Apples are one of the only fruit trees that grows well in Michigan because they are so cold hardy. Michigan apple trees benefit from annual pruning, but it must be done in late spring, after the risk of cold injury and before the summer's heat and humidity. Proper pruning keeps the tree healthy by removing dead and diseased wood and increasing both light and air circulation. Established apple trees only need shaping cuts rather than training.
Remove dead, diseased or damaged growth for the health of the tree. Dead branches don't move in the wind. Diseased or damaged branches are often discolored, marred, scarred or wounded.
Prepare a disinfectant solution of 1 part bleach to 10 parts water in a bucket. Dip your tools in the solution before pruning.

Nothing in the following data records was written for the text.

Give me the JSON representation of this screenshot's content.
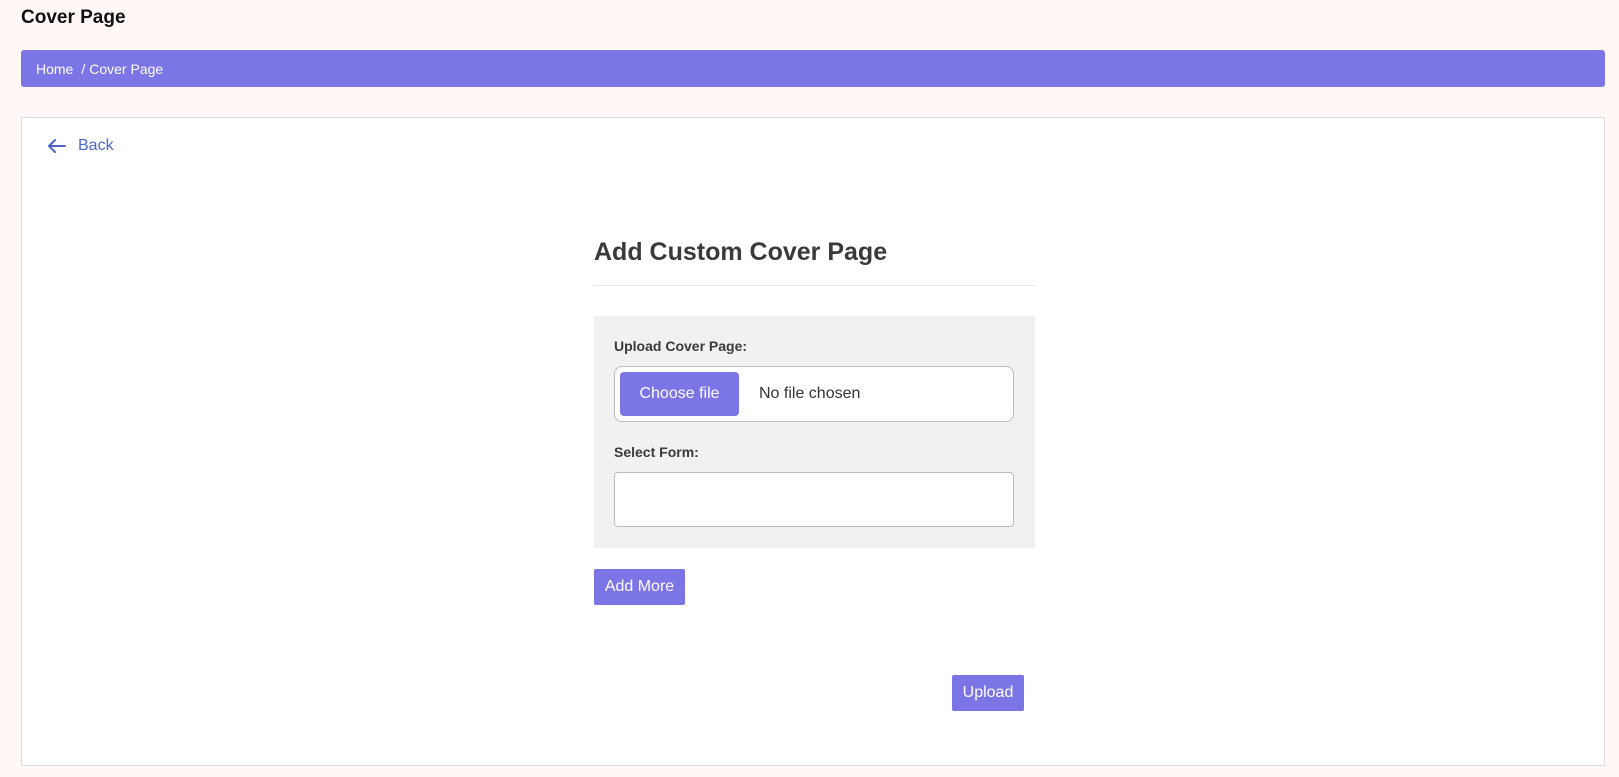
{
  "page": {
    "title": "Cover Page"
  },
  "breadcrumb": {
    "home": "Home",
    "separator": "/",
    "current": "Cover Page"
  },
  "back": {
    "label": "Back",
    "icon": "arrow-left-icon"
  },
  "form": {
    "heading": "Add Custom Cover Page",
    "upload_label": "Upload Cover Page:",
    "choose_file_label": "Choose file",
    "file_status": "No file chosen",
    "select_label": "Select Form:",
    "select_value": "",
    "add_more_label": "Add More",
    "upload_label_button": "Upload"
  },
  "colors": {
    "accent": "#7b75e6",
    "link": "#4a67c9",
    "background": "#fff8f6"
  }
}
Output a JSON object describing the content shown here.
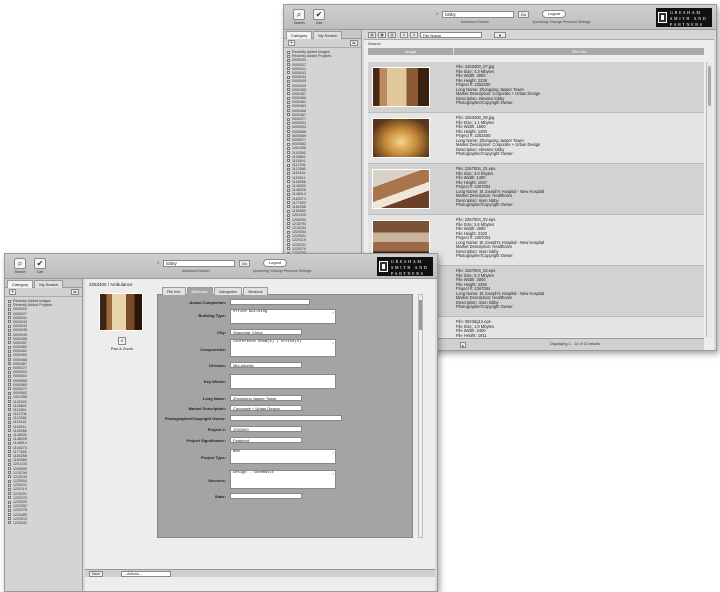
{
  "toolbar": {
    "search_label": "Search",
    "cart_label": "Cart",
    "search_value": "lobby",
    "go_label": "Go",
    "logout_label": "Logout",
    "advanced_search": "Advanced Search",
    "preferences": "Upcoming: Change Personal Settings"
  },
  "logo": {
    "line1": "GRESHAM",
    "line2": "SMITH AND",
    "line3": "PARTNERS"
  },
  "sidebar": {
    "tabs": [
      "Category",
      "My Search"
    ],
    "add": "+",
    "sort": "A▸",
    "items": [
      "Recently Added Images",
      "Recently Added Projects",
      "0000004",
      "0000027",
      "0000041",
      "0000043",
      "0000044",
      "0000045",
      "0000049",
      "0000455",
      "0000457",
      "0000460",
      "0000461",
      "0000463",
      "0000466",
      "0000467",
      "0000477",
      "0000501",
      "0000504",
      "0000566",
      "0000569",
      "0000577",
      "0000582",
      "1001398",
      "1102000",
      "1105601",
      "1111904",
      "1112706",
      "1113366",
      "1115115",
      "1115911",
      "1140956",
      "1145530",
      "1148025",
      "1148514",
      "1163074",
      "1177800",
      "1180258",
      "1183580",
      "1201315",
      "1205390",
      "1215794",
      "1219230",
      "1220004",
      "1220031",
      "1220119",
      "1220201",
      "1220270",
      "1220290",
      "1220352",
      "1220378",
      "1220480",
      "1220513",
      "1220542"
    ]
  },
  "back": {
    "view_buttons": [
      "▤",
      "▦",
      "▥",
      "A",
      "A"
    ],
    "sort_field": "File Name",
    "sort_dir": "▼",
    "crumb": "Search",
    "headers": [
      "Image",
      "File Info"
    ],
    "rows": [
      {
        "lines": [
          "File: 2253400_07.jpg",
          "File Size: 4.3 Mbytes",
          "File Width: 3000",
          "File Height: 2238",
          "Project #: 2253400",
          "Long Name: Zhongxing Jasper Tower",
          "Market Description: Corporate + Urban Design",
          "Description: elevator lobby",
          "Photographer/Copyright Owner:"
        ]
      },
      {
        "lines": [
          "File: 2253400_08.jpg",
          "File Size: 1.1 Mbytes",
          "File Width: 1600",
          "File Height: 1200",
          "Project #: 2253400",
          "Long Name: Zhongxing Jasper Tower",
          "Market Description: Corporate + Urban Design",
          "Description: elevator lobby",
          "Photographer/Copyright Owner:"
        ]
      },
      {
        "lines": [
          "File: 2267004_01.eps",
          "File Size: 3.0 Kbytes",
          "File Width: 1400",
          "File Height: 1047",
          "Project #: 2267004",
          "Long Name: St Joseph's Hospital - New Hospital",
          "Market Description: Healthcare",
          "Description: main lobby",
          "Photographer/Copyright Owner:"
        ]
      },
      {
        "lines": [
          "File: 2267004_02.eps",
          "File Size: 2.6 Mbytes",
          "File Width: 3000",
          "File Height: 2103",
          "Project #: 2267004",
          "Long Name: St Joseph's Hospital - New Hospital",
          "Market Description: Healthcare",
          "Description: main lobby",
          "Photographer/Copyright Owner:"
        ]
      },
      {
        "lines": [
          "File: 2267004_03.eps",
          "File Size: 3.3 Mbytes",
          "File Width: 3000",
          "File Height: 2250",
          "Project #: 2267004",
          "Long Name: St Joseph's Hospital - New Hospital",
          "Market Description: Healthcare",
          "Description: main lobby",
          "Photographer/Copyright Owner:"
        ]
      },
      {
        "lines": [
          "File: 0923dg12.eps",
          "File Size: 1.9 Mbytes",
          "File Width: 2400",
          "File Height: 1911",
          "Project #: 2268011"
        ]
      }
    ],
    "page_btn": "▸",
    "status": "Displaying 1 - 13 of 13 results"
  },
  "front": {
    "title": "2253400 / Ambulance",
    "pan_zoom": "Pan & Zoom",
    "tabs": [
      "File Info",
      "Attributes",
      "Categories",
      "Versions"
    ],
    "fields": [
      {
        "label": "Actual Completion:",
        "value": ""
      },
      {
        "label": "Building Type:",
        "value": "Office Building"
      },
      {
        "label": "City:",
        "value": "Shanghai, China"
      },
      {
        "label": "Components:",
        "value": "Conference Room(s) | Office(s)"
      },
      {
        "label": "Division:",
        "value": "Mid-Atlantic"
      },
      {
        "label": "Key Words:",
        "value": ""
      },
      {
        "label": "Long Name:",
        "value": "Zhongxing Jasper Tower"
      },
      {
        "label": "Market Description:",
        "value": "Corporate + Urban Design"
      },
      {
        "label": "Photographer/Copyright Owner:",
        "value": ""
      },
      {
        "label": "Project #:",
        "value": "2253400"
      },
      {
        "label": "Project Significance:",
        "value": "Featured"
      },
      {
        "label": "Project Type:",
        "value": "New"
      },
      {
        "label": "Services:",
        "value": "Design - Schematic"
      },
      {
        "label": "State:",
        "value": ""
      }
    ],
    "save": "Save",
    "actions": "-- Actions --"
  }
}
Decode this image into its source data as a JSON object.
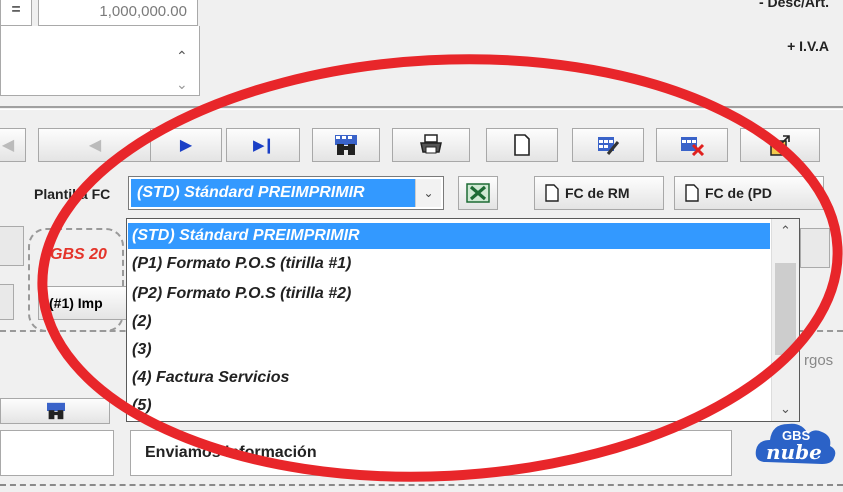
{
  "top": {
    "equals_sign": "=",
    "amount": "1,000,000.00",
    "desc_label": "- Desc/Art.",
    "iva_label": "+ I.V.A"
  },
  "toolbar": {
    "icons": [
      "prev-record-icon",
      "play-next-icon",
      "last-record-icon",
      "search-binoculars-icon",
      "print-icon",
      "new-document-icon",
      "edit-grid-icon",
      "delete-grid-icon",
      "export-icon"
    ]
  },
  "plantilla": {
    "label": "Plantilla FC",
    "selected": "(STD) Stándard PREIMPRIMIR",
    "fc_rm_label": "FC de RM",
    "fc_pd_label": "FC de (PD"
  },
  "dropdown": {
    "options": [
      "(STD) Stándard PREIMPRIMIR",
      " (P1) Formato P.O.S (tirilla #1)",
      "(P2) Formato P.O.S (tirilla #2)",
      "(2)",
      "(3)",
      "(4) Factura Servicios",
      "(5)"
    ],
    "selected_index": 0
  },
  "left_panel": {
    "gbs_label": "GBS 20",
    "imp_button_label": "(#1) Imp"
  },
  "right_panel": {
    "cargos_text": "rgos"
  },
  "bottom": {
    "message": "Enviamos información",
    "nube_logo_top": "GBS",
    "nube_logo_bottom": "nube"
  },
  "colors": {
    "selection": "#3399ff",
    "annotation_red": "#e8262a",
    "toolbar_blue": "#1a3fc6"
  }
}
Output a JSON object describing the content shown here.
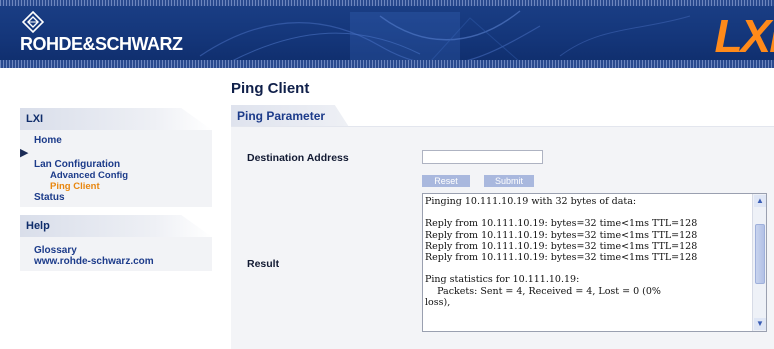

Clip off dead, diseased and unhealthy wood using anvil pruners for thin cuts and lopping shears for cuts thicker than 1 inch.
Remove any crossed branches on your tree, since the rubbing of the branches will damage the tree. Also remove downward-growing branches.
Trim back long limbs to a lateral branch. Clip just before the lateral branch at a 45-degree angle.
Prune off suckers that grow from the tree trunk or out of the sites of past pruning cuts. These fast-growing shoots will not bear fruit and will sap energy from the tree.
Cut back the top branches of your apple tree if it is growing too tall. Clip them back to their desired height using a saw. You may need a ladder to reach the top.